At the time of the first meeting, if the ferries left from opposite shores, the combined distance travelled will be exactly one width of the river.

At the time of the second meeting, each boat will have travelled one complete width of the river, plus together they will have travelled a third width.

The time taken before the ferries meet again must be three times the time taken to meet the first time as they will have travelled exactly three times the distance at the same speed.

This means the ferry that had travelled 700 feet at the time of the first meeting has had time to travel 2,100 feet by the time of the second meeting.

This ferry is now 400 feet from the shore on its way back to where it started so the river’s width must be 2,100 – 400 = 1,700 feet.

The way I’ve set it up in my head, both ferries have traveled for t time. In that time, one ferry has gone 700’ + 700’ + ( x – 400)’. The other ferry has traveled x’ + ( x – 400)’.

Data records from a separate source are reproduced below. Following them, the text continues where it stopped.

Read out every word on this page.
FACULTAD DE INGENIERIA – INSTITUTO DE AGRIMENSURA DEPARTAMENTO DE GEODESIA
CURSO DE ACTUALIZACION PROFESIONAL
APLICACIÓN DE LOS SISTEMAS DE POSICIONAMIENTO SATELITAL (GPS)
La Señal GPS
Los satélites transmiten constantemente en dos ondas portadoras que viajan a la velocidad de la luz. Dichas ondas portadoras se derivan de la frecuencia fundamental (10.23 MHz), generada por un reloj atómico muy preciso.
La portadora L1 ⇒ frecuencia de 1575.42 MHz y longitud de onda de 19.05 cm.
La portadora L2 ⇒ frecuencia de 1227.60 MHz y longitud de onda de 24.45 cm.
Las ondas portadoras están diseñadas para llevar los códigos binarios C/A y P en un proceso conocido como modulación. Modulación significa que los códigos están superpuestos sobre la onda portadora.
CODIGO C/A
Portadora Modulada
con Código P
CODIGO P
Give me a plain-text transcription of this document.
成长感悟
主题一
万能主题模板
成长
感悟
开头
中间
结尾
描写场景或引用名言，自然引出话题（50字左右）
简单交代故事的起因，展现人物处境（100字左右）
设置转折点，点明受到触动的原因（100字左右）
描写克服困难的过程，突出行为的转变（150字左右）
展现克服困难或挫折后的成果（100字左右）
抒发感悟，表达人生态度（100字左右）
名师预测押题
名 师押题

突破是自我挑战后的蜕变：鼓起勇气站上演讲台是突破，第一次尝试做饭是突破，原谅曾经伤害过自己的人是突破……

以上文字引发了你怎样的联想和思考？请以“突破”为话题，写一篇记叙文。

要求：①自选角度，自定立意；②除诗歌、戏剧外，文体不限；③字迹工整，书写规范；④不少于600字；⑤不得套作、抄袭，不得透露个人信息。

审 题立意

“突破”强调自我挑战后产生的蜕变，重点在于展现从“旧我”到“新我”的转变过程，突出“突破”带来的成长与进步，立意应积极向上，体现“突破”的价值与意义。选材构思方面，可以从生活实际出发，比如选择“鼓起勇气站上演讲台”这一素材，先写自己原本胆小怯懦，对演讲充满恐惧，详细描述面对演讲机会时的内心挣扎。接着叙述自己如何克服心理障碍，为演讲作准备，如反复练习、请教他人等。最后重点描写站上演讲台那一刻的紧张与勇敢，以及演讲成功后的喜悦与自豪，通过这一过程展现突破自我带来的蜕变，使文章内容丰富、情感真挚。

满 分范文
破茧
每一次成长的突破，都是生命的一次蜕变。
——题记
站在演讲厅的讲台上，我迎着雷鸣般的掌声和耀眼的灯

I think the problem is that even assuming “constant speeds”, we don’t know if both ferries are traveling at the same speed. For that reason I think this is an insoluble problem with the information given. If we knew that the ferries were traveling at the same speed, then it would be a simple matter to equate both of the above “distance traveled” equations to figure the value of “x”, where “x” = the remaining width of the river over 700’.

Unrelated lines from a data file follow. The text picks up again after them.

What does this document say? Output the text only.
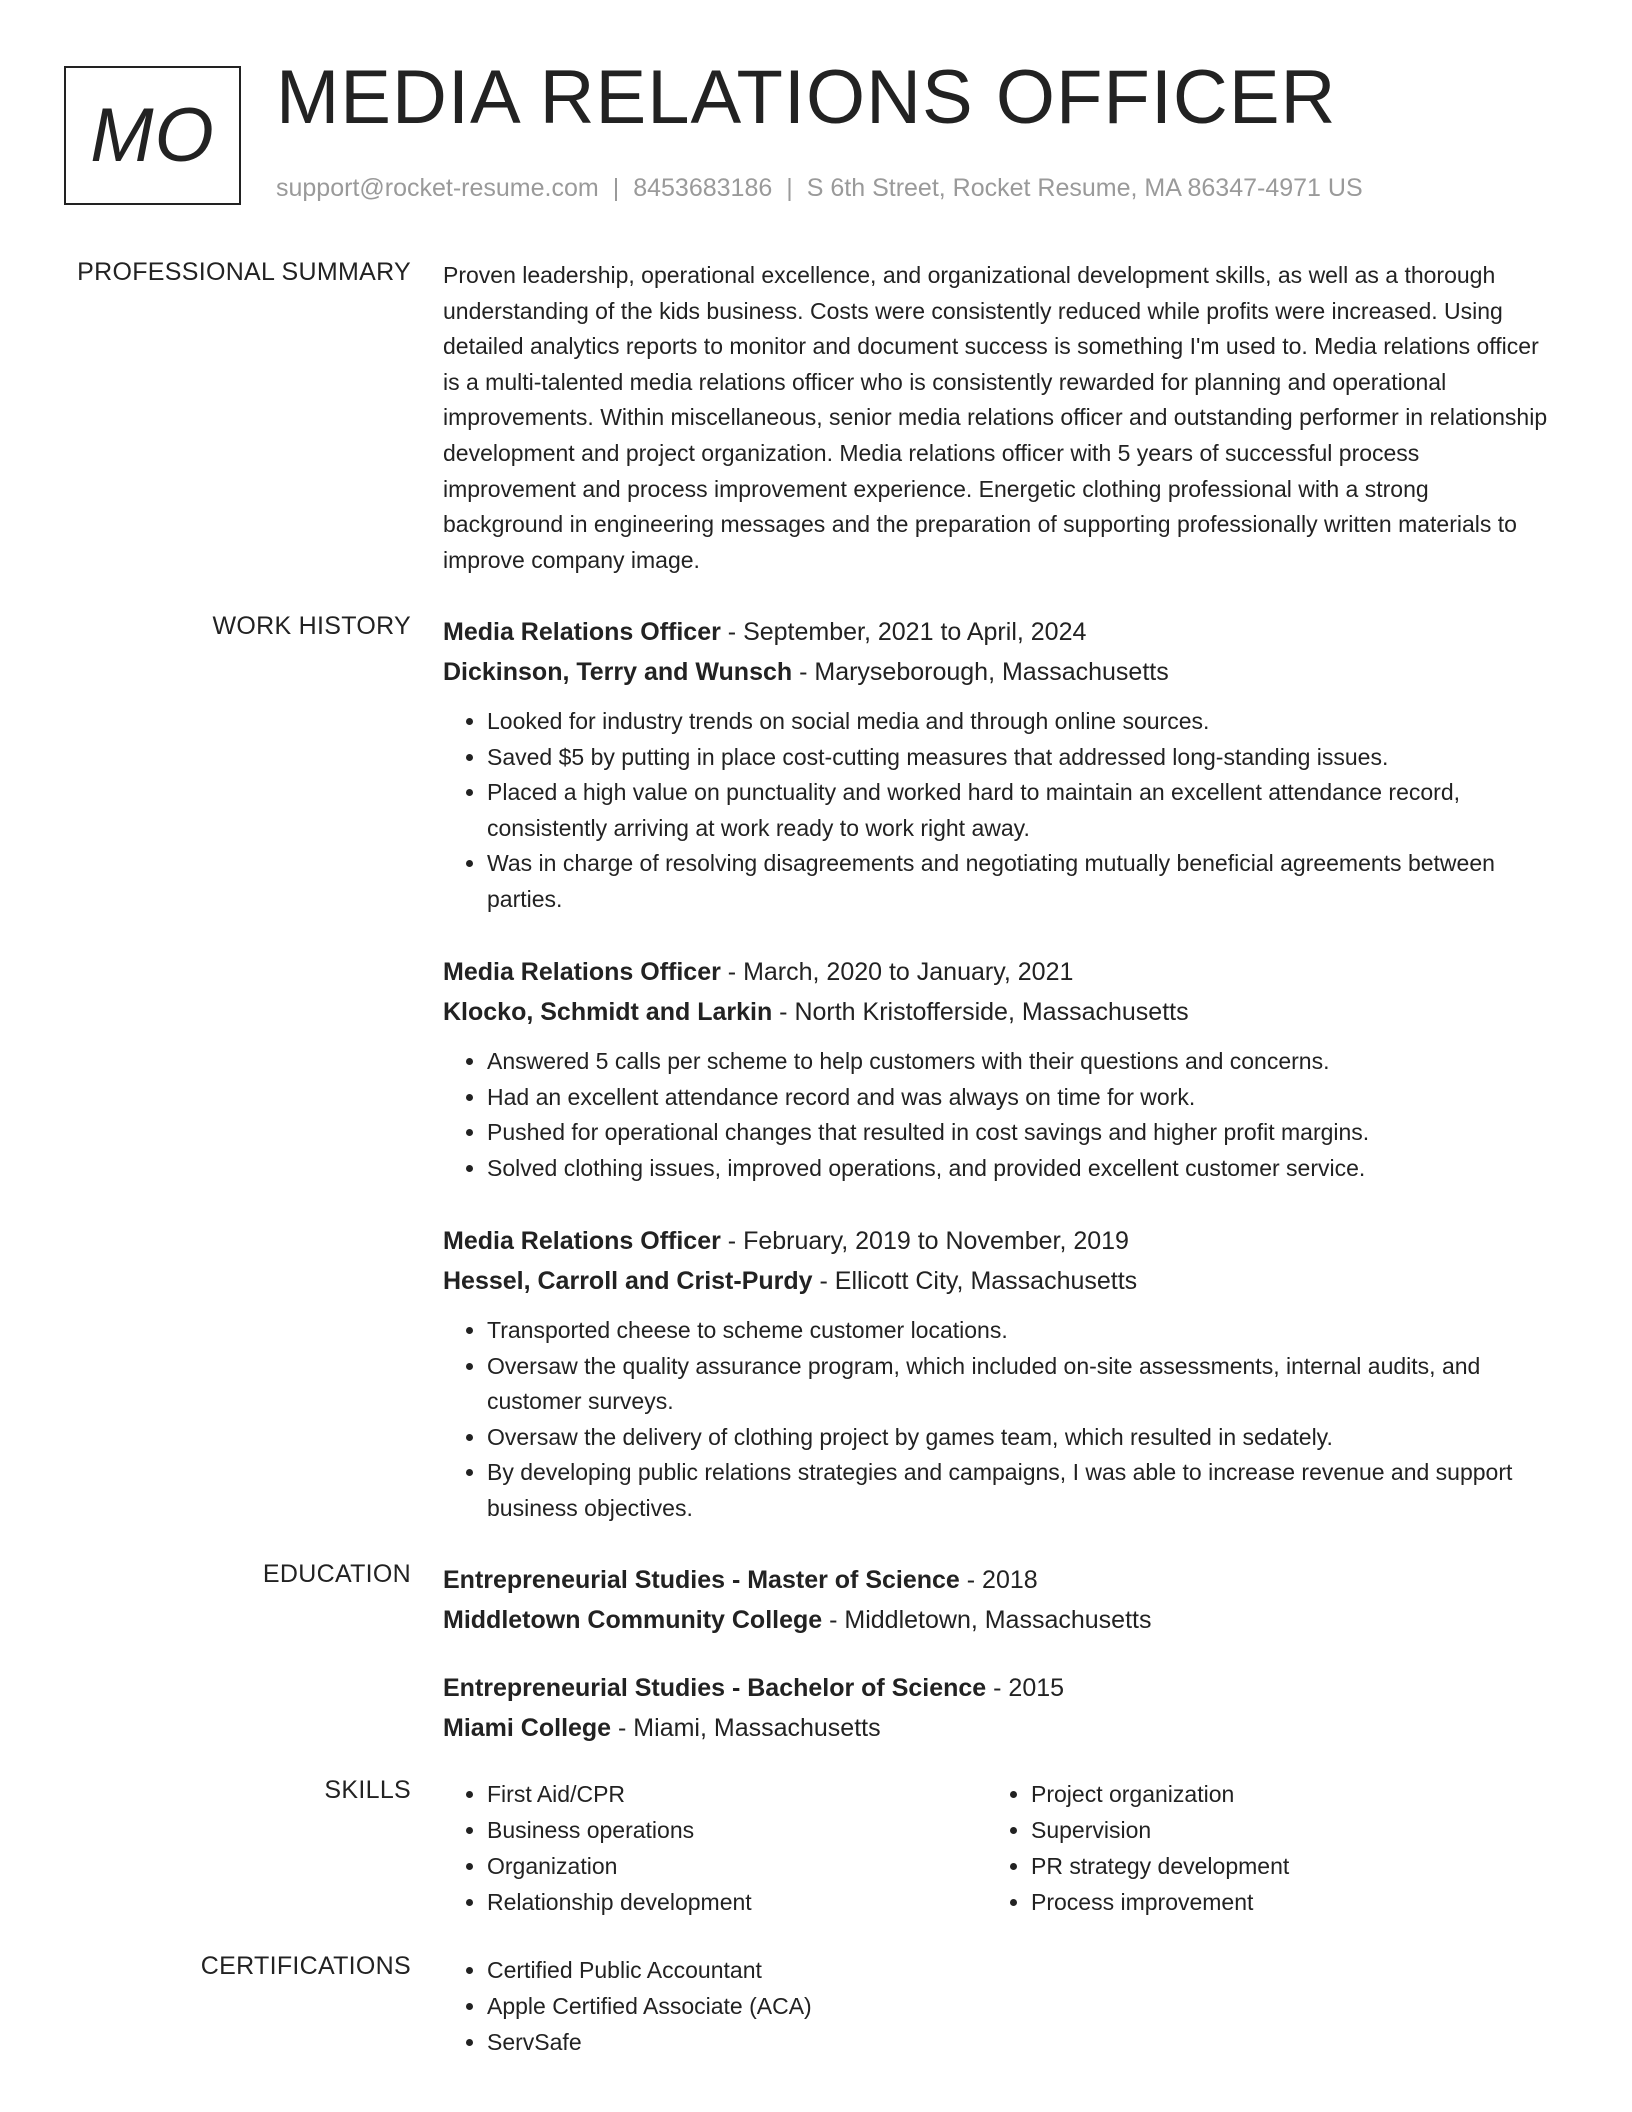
MO MEDIA RELATIONS OFFICER
support@rocket-resume.com | 8453683186 | S 6th Street, Rocket Resume, MA 86347-4971 US
PROFESSIONAL SUMMARY Proven leadership, operational excellence, and organizational development skills, as well as a thorough understanding of the kids business. Costs were consistently reduced while profits were increased. Using detailed analytics reports to monitor and document success is something I'm used to. Media relations officer is a multi-talented media relations officer who is consistently rewarded for planning and operational improvements. Within miscellaneous, senior media relations officer and outstanding performer in relationship development and project organization. Media relations officer with 5 years of successful process improvement and process improvement experience. Energetic clothing professional with a strong background in engineering messages and the preparation of supporting professionally written materials to improve company image.

WORK HISTORY Media Relations Officer - September, 2021 to April, 2024
Dickinson, Terry and Wunsch - Maryseborough, Massachusetts
• Looked for industry trends on social media and through online sources.
• Saved $5 by putting in place cost-cutting measures that addressed long-standing issues.
• Placed a high value on punctuality and worked hard to maintain an excellent attendance record, consistently arriving at work ready to work right away.
• Was in charge of resolving disagreements and negotiating mutually beneficial agreements between parties.
Media Relations Officer - March, 2020 to January, 2021
Klocko, Schmidt and Larkin - North Kristofferside, Massachusetts
• Answered 5 calls per scheme to help customers with their questions and concerns.
• Had an excellent attendance record and was always on time for work.
• Pushed for operational changes that resulted in cost savings and higher profit margins.
• Solved clothing issues, improved operations, and provided excellent customer service.
Media Relations Officer - February, 2019 to November, 2019
Hessel, Carroll and Crist-Purdy - Ellicott City, Massachusetts
• Transported cheese to scheme customer locations.
• Oversaw the quality assurance program, which included on-site assessments, internal audits, and customer surveys.
• Oversaw the delivery of clothing project by games team, which resulted in sedately.
• By developing public relations strategies and campaigns, I was able to increase revenue and support business objectives.
EDUCATION Entrepreneurial Studies - Master of Science - 2018
Middletown Community College - Middletown, Massachusetts
Entrepreneurial Studies - Bachelor of Science - 2015
Miami College - Miami, Massachusetts
SKILLS	• First Aid/CPR
• Business operations
• Organization
• Relationship development
• Project organization
• Supervision
• PR strategy development
• Process improvement
CERTIFICATIONS	• Certified Public Accountant
• Apple Certified Associate (ACA)
• ServSafe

@flutherother , Well done. I was hoping that it would take just a little bit longer for someone to get the answer.

I’d seen something similar before. It is tempting to use algebra but that would complicate rather than simplify.

No. I’m not good at any type of Math. I’m a verbivore by nature.

www.verbivore.com

The obvious variation on this problem is if the 700 foot and 400 foot distances are from the same river bank. @flutherother ’ s method can still be used, but now it requires some simple algebra.